False -> fmap (l :) (go ls' rs)
-- If heads, take from the right sender.
True -> fmap (r :) (go ls rs')
Note that this generates many duplicate entries, since it doesn’t backtrack or prune:
> interleavings "10"
["1010","1100","1100","1100","1100","1010"]
However, it does point the way to the start of a solution. You want to run the above process in reverse: given an interleaving, generate a series of choices and assume that each element came from the assumed list, keeping track of the deinterleaved lists. If they’re equal at the end, then they represent a valid deinterleaving:
-- The possible deinterleavings of a list
-- whose elements can be compared for equality.
deinterleavings :: (Eq a) => [a] -> [[a]]
-- Begin searching assuming no elements have been sent by either sender.
deinterleavings xs0 = go [] [] xs0
where
-- If there is an element remaining:
go ls rs (x : xs) = do
-- Toss a coin;
choice <- [False, True]
case choice of
-- If tails, assume it came from the left sender and proceed.
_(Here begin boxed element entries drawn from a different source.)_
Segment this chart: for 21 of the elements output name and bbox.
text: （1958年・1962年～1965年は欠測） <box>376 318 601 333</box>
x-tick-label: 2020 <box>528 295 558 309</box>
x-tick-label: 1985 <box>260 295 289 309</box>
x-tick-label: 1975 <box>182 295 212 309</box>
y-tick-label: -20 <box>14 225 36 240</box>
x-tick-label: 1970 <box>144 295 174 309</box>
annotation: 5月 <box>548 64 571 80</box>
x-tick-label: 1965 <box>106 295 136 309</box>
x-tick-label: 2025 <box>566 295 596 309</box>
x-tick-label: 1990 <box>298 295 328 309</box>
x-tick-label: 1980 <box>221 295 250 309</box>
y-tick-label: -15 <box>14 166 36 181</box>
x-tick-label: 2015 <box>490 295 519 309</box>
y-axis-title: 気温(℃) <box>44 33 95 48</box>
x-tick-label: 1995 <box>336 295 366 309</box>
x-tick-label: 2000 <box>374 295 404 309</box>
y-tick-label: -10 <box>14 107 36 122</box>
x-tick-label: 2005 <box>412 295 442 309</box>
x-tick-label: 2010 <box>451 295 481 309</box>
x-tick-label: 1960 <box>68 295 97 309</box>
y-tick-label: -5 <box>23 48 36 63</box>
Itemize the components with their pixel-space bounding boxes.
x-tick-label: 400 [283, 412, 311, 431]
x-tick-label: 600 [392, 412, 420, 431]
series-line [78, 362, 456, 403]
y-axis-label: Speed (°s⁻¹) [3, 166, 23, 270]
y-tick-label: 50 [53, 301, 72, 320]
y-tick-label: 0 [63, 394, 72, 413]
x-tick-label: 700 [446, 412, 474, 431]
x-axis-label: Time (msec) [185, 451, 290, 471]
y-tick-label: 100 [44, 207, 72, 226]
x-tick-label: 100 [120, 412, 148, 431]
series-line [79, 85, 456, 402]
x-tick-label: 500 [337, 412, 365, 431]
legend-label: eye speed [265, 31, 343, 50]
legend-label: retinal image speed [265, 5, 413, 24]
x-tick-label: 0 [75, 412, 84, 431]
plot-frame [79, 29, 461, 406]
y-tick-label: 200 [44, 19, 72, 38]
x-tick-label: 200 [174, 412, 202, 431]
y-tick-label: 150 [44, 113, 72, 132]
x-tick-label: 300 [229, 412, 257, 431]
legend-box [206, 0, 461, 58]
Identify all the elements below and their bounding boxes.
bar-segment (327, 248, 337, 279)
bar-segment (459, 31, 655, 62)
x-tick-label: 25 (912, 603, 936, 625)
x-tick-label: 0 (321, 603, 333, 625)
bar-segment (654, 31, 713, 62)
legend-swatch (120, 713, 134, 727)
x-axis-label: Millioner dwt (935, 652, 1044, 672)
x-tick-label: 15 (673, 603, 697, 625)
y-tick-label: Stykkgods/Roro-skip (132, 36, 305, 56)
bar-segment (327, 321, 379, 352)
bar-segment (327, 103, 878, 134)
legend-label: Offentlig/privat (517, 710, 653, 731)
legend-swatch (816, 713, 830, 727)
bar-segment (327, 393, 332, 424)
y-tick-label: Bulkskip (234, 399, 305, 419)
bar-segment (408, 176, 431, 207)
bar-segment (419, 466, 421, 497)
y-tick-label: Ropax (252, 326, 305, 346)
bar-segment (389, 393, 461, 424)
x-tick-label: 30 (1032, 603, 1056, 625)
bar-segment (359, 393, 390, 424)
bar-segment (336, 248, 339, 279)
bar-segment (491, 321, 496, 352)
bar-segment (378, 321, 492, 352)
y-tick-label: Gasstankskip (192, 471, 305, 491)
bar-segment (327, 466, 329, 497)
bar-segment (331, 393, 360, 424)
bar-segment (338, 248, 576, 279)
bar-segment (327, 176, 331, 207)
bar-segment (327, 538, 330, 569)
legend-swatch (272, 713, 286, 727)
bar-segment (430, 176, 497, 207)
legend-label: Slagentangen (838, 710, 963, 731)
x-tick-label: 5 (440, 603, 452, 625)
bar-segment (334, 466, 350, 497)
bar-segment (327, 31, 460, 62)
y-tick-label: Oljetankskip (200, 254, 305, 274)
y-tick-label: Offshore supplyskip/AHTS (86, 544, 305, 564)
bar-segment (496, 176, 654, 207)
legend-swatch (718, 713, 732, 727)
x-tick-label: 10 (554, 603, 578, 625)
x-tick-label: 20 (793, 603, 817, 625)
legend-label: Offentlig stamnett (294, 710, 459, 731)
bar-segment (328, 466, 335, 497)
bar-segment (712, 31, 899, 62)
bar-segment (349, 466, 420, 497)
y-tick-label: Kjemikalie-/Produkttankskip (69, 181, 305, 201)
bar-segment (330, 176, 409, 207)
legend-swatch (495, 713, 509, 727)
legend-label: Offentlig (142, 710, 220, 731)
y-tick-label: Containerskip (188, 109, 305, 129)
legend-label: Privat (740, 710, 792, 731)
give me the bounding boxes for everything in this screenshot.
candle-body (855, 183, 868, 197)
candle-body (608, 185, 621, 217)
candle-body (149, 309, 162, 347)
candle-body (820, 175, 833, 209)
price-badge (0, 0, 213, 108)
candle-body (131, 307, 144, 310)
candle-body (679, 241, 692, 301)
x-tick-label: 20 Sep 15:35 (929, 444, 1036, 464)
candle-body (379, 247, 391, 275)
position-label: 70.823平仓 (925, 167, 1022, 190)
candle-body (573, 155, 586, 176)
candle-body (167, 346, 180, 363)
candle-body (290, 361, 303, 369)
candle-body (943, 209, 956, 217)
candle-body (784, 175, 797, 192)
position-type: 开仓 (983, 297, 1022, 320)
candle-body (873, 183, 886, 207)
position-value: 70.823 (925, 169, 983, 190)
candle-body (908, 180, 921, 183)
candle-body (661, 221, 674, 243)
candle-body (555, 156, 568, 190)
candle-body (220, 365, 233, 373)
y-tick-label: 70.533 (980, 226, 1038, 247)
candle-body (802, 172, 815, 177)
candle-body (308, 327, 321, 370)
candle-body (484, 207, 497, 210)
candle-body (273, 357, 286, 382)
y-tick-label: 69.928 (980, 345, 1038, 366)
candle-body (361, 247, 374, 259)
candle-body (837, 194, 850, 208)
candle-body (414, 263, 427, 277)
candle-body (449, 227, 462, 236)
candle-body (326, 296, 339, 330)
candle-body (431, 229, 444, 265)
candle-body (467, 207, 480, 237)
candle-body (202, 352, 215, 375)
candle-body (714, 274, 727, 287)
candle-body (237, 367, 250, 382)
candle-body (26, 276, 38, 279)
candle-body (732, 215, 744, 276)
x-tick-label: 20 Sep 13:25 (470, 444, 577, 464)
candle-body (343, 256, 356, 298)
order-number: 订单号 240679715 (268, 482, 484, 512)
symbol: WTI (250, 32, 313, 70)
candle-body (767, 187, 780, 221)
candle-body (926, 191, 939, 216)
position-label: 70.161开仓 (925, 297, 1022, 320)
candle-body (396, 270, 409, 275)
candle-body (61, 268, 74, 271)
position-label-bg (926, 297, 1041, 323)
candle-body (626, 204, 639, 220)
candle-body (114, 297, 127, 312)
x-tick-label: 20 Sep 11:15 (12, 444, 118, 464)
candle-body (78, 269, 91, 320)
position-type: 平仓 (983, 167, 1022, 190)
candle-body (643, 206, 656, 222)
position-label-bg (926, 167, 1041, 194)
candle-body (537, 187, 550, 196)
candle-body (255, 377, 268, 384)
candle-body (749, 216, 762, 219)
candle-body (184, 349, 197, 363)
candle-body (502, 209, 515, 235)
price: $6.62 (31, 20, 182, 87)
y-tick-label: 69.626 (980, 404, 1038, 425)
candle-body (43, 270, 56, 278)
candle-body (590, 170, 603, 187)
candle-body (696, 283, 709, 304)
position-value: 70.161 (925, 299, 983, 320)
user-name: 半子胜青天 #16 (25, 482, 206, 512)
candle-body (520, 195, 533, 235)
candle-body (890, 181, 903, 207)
-- (Note that this accumulates in reverse, adding to the head.)
False -> go (x : ls) rs xs
-- If heads, assume the right sender.
True -> go ls (x : rs) xs
-- If there are no elements remaining:
go ls rs [] = do
-- Require that the accumulated messages be identical.
guard (ls == rs)
-- Return the (de-reversed) message.
pure (reverse ls)
Again this is extremely inefficient:
> deinterleavings "0011001100"
["00110","00110","01100","01010","01010","01010","01010","01010","01010","01010","01010","01010","01010","01010","01010","01010","01010","01010","01010","01100","01100","01010","01010","01010","01010","01010","01010","01010","01010","01010","01010","01010","01010","01010","01010","01010","01010","01100","00110","00110"]
But I hope it illustrates the general structure of a solution that you can improve upon.
Consider how you could introduce guards earlier, or accumulate elements differently to prune the search; or use a different monad that does backtracking like Logic; or maintain a stateful set of results with State (or even IO) so that you can check during the computation which results you’ve already seen. Also consider how you could approach the problem from another angle entirely, based on the fact that the interleaved message contains the same string twice as subsequences, since there are standard efficient memoised algorithms for the “longest common subsequence” and “longest repeating subsequence”.